Last February, we wrote about the Houston Zoo's first Enchantment Under the Sea dinner, a meal devoted to educating guests about sustainable seafood. It's returning this year on Friday, February 17, and tickets are newly on sale. On April 22, the annual black tie Zoo Ball will include an even more elaborate ethical fish dinner. But each of those events is just one night. Since January 21, the zoo's everyday food service has begun its transformation to an intensely Earth-friendly establishment. Even more impressive: The food is already good enough to convert families from packing PB&J to sitting down for a meal.
The upgrade comes courtesy of a new partnership with Service Systems Associates, a company devoted to bringing sustainability to cultural attractions. "The goal is to have green restaurants," says general manager Danny Anchondo. He and executive chef Corey Crozier started working at the zoo two months ago. They were allowed access to the kitchens on January 19, only two days before they began service.
Many changes are taking place slowly, as the SSA team works through materials left by former provider Sodexo. For now, utensils are recycled plastic. But Crozier says he and Anchondo are working on a contract with World Centric, a company that specializes in making cutlery from grass clippings. "The carbon footprint is basically nothing," he claims.

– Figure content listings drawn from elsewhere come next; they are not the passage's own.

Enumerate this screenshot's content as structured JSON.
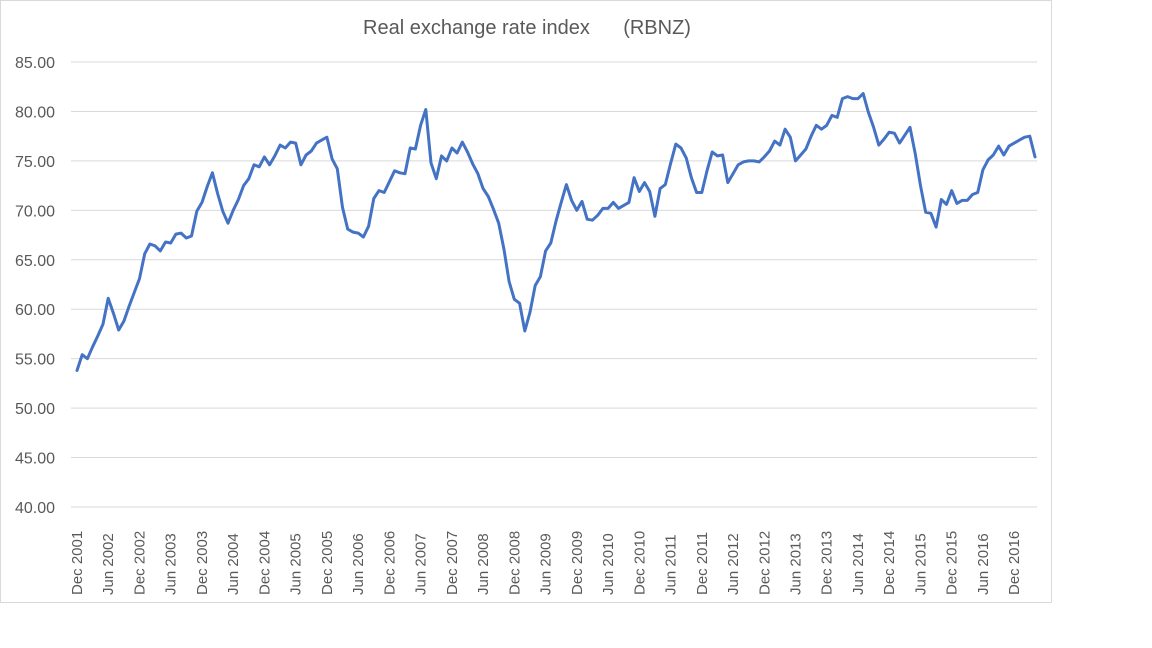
{
  "chart_data": {
    "type": "line",
    "title": "Real exchange rate index      (RBNZ)",
    "xlabel": "",
    "ylabel": "",
    "ylim": [
      40,
      85
    ],
    "yticks": [
      "40.00",
      "45.00",
      "50.00",
      "55.00",
      "60.00",
      "65.00",
      "70.00",
      "75.00",
      "80.00",
      "85.00"
    ],
    "xtick_labels": [
      "Dec 2001",
      "Jun 2002",
      "Dec 2002",
      "Jun 2003",
      "Dec 2003",
      "Jun 2004",
      "Dec 2004",
      "Jun 2005",
      "Dec 2005",
      "Jun 2006",
      "Dec 2006",
      "Jun 2007",
      "Dec 2007",
      "Jun 2008",
      "Dec 2008",
      "Jun 2009",
      "Dec 2009",
      "Jun 2010",
      "Dec 2010",
      "Jun 2011",
      "Dec 2011",
      "Jun 2012",
      "Dec 2012",
      "Jun 2013",
      "Dec 2013",
      "Jun 2014",
      "Dec 2014",
      "Jun 2015",
      "Dec 2015",
      "Jun 2016",
      "Dec 2016"
    ],
    "grid": true,
    "legend": "none",
    "line_color": "#4472c4",
    "series": [
      {
        "name": "Real exchange rate index",
        "values": [
          53.8,
          55.4,
          55.0,
          56.2,
          57.3,
          58.5,
          61.1,
          59.6,
          57.9,
          58.8,
          60.3,
          61.7,
          63.1,
          65.6,
          66.6,
          66.4,
          65.9,
          66.8,
          66.7,
          67.6,
          67.7,
          67.2,
          67.4,
          69.9,
          70.8,
          72.4,
          73.8,
          71.7,
          69.9,
          68.7,
          70.0,
          71.1,
          72.5,
          73.2,
          74.6,
          74.4,
          75.4,
          74.6,
          75.5,
          76.6,
          76.3,
          76.9,
          76.8,
          74.6,
          75.6,
          76.0,
          76.8,
          77.1,
          77.4,
          75.2,
          74.2,
          70.3,
          68.1,
          67.8,
          67.7,
          67.3,
          68.4,
          71.2,
          72.0,
          71.8,
          72.9,
          74.0,
          73.8,
          73.7,
          76.3,
          76.2,
          78.6,
          80.2,
          74.8,
          73.2,
          75.5,
          75.0,
          76.3,
          75.8,
          76.9,
          75.9,
          74.7,
          73.7,
          72.2,
          71.4,
          70.1,
          68.7,
          66.1,
          62.8,
          61.0,
          60.6,
          57.8,
          59.7,
          62.4,
          63.3,
          65.9,
          66.7,
          68.9,
          70.8,
          72.6,
          71.0,
          70.0,
          70.9,
          69.1,
          69.0,
          69.5,
          70.2,
          70.2,
          70.8,
          70.2,
          70.5,
          70.8,
          73.3,
          71.9,
          72.8,
          71.9,
          69.4,
          72.2,
          72.6,
          74.7,
          76.7,
          76.3,
          75.3,
          73.3,
          71.8,
          71.8,
          74.0,
          75.9,
          75.5,
          75.6,
          72.8,
          73.7,
          74.6,
          74.9,
          75.0,
          75.0,
          74.9,
          75.4,
          76.0,
          77.0,
          76.6,
          78.2,
          77.4,
          75.0,
          75.6,
          76.2,
          77.5,
          78.6,
          78.2,
          78.6,
          79.6,
          79.4,
          81.3,
          81.5,
          81.3,
          81.3,
          81.8,
          79.9,
          78.4,
          76.6,
          77.2,
          77.9,
          77.8,
          76.8,
          77.6,
          78.4,
          75.7,
          72.5,
          69.8,
          69.7,
          68.3,
          71.1,
          70.6,
          72.0,
          70.7,
          71.0,
          71.0,
          71.6,
          71.8,
          74.1,
          75.1,
          75.6,
          76.5,
          75.6,
          76.5,
          76.8,
          77.1,
          77.4,
          77.5,
          75.4
        ]
      }
    ]
  }
}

These improvements are in place at all three zoo eateries, Macaw Café, Twiga Café and Cypress Circle. The last of those will undergo an even bigger change this year. Within the year, the group of buildings will be torn down and rebuilt and will reopen as something of a mini food hall stocked with handmade dishes. A Southern Pride smoker will cook as many as 150 pork butts at once for homemade barbecue, served in classic style with pickles, onions and a choice of sides. Pizza will bake quickly in a giant wood-fired brick oven. A trailer in that courtyard will turn out gourmet patties as Wild Burger.
And changes aren't limited to restaurants. Many products previously brought in already prepared are going to be made from scratch at the zoo. "We spin our own cotton candy—it adds to the smell, it adds to the ambience," says Anchondo. "Sugar and popcorn in the air makes people think it's going to be delicious."
They're also waiting for plastic Mason jars to begin serving fresh-squeezed lemonade around the property. One more ingredient to a newly tasty "ambience" at the Houston Zoo.